Это случилось в самый пик июльской жары, когда даже болтать стало невмоготу — из глотки ничего, кроме молитвы о дожде, не лезло. Они сидели под вентилятором, нагонявшем больше тоски, чем прохлады. В массажном кабинете был кондиционер, однако Боря из солидарности просиживал всю свою смену до пяти вечера рядом с Мариной.

В два часа дня на пляже было мало самоубийц, охотников за тепловыми ударами или раком кожи, но сиеста в контракте Марины не была предусмотрена, вдруг какой-нибудь меланиновый маньяк возжелал бы раковину с морскими стонами. Боря достал из бумажного пакета небольшую коробку. Заглянул внутрь, присвистнул.
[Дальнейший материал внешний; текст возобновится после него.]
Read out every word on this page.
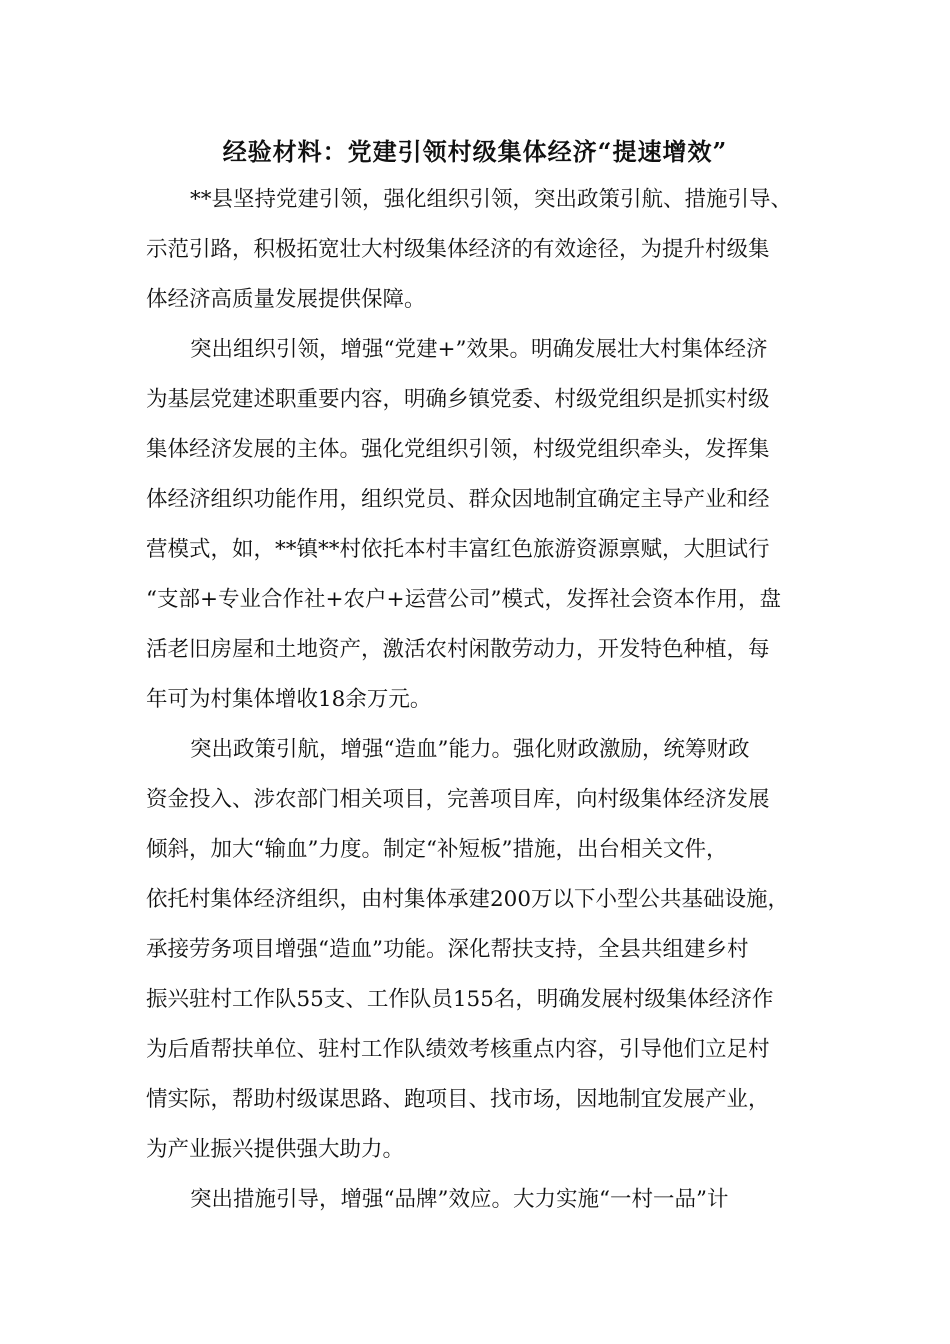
经验材料：党建引领村级集体经济“提速增效”
**县坚持党建引领，强化组织引领，突出政策引航、措施引导、
示范引路，积极拓宽壮大村级集体经济的有效途径，为提升村级集
体经济高质量发展提供保障。
突出组织引领，增强“党建+”效果。明确发展壮大村集体经济
为基层党建述职重要内容，明确乡镇党委、村级党组织是抓实村级
集体经济发展的主体。强化党组织引领，村级党组织牵头，发挥集
体经济组织功能作用，组织党员、群众因地制宜确定主导产业和经
营模式，如，**镇**村依托本村丰富红色旅游资源禀赋，大胆试行
“支部+专业合作社+农户+运营公司”模式，发挥社会资本作用，盘
活老旧房屋和土地资产，激活农村闲散劳动力，开发特色种植，每
年可为村集体增收18余万元。
突出政策引航，增强“造血”能力。强化财政激励，统筹财政
资金投入、涉农部门相关项目，完善项目库，向村级集体经济发展
倾斜，加大“输血”力度。制定“补短板”措施，出台相关文件，
依托村集体经济组织，由村集体承建200万以下小型公共基础设施，
承接劳务项目增强“造血”功能。深化帮扶支持，全县共组建乡村
振兴驻村工作队55支、工作队员155名，明确发展村级集体经济作
为后盾帮扶单位、驻村工作队绩效考核重点内容，引导他们立足村
情实际，帮助村级谋思路、跑项目、找市场，因地制宜发展产业，
为产业振兴提供强大助力。
突出措施引导，增强“品牌”效应。大力实施“一村一品”计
Марина наблюдала за ним сквозь полуопущенные веки и размышляла, стоит ли сбегать к воде и окунуться, или лучше потерпеть до вечера, чтобы не чесаться от соли.

— Маринка, хочешь, подарю тебе свой смартфон? — спросил Боря.

— Да, — сказала Марина лениво. — Конечно. Подари.

Она думала, он шутит. Телефон у Бори был новый, по всем признакам, дорогой и навороченный. Марина ожидала, что он скажет, как обычно, в ответ что-то вроде: «А ты меня за это убей и прикопай у мола. Чем так мучиться, лучше обрести ВЕЧНЫЙ, ПРОХЛАДНЫЙ покой. Помимо телефона, завещаю тебе свою любимую губную гармошку».

Боря достал из кармана джинсовых бриджей свой мобильник, пощёлкал по экрану, поддел ногтем крышку, вытащил сим-карту и протянул смартфон Марине со словами:

— Только зарядка дома, потом принесу. Ну? Берёшь?

— Ты чё, Боря, перегрелся? — спросила Марина, от удивления выпрямившись в кресле-шезлонге.

— Я серьёзно, — сказал Танников. — Бери. Предложение века. Хороший смартфон. Камера хорошая, пиксели-шмиксели.

— В смысле… просто так? Без денег? — она машинально взяла в руки мобильник. — Я могу заплатить, если что…

— Не, — сказал Боря. — Надо хоть иногда творить добро. Может, моя жертва будет засчитана, — он посмотрел на безоблачное небо и поморщился. — Тем более, что я тоже в накладе не остаюсь. И вообще, это старьё, три месяца уже пользуюсь, и в море топил спьяну, и бил, работает, правда. Даже гарантия есть.

— Спасибо, — сказала Марина безо всякой иронии.

Танников вынул из коробки тонкий смартфон, провел пальцем по экрану, хмыкнул:

— А вот это — новьё, две штуки баксов. Меня ценят.

Марина молчала. Все это было для нее странно и непонятно.

— Знаешь, Маринкин, — сказал массажист задумчиво. — Я раньше такое всё продавал. Брал себе что-нибудь подешевле. Мне деньги нужны. Хочу дело собственное открыть, галерею. Это моя мечта — галерея искусств. Для курортного города — самое то. Мечта моя, да. Люблю искусство, учился даже на искусствоведа по второму образованию. Ты знала?

Марина помотала головой. Для неё Боря открывался с новой стороны.

— Вот этот, пожалуй, оставлю себе, — продолжал он равнодушно, рассматривая телефон. — Нужно рисануться кое перед кем в рамках продвижения к золотой мечте.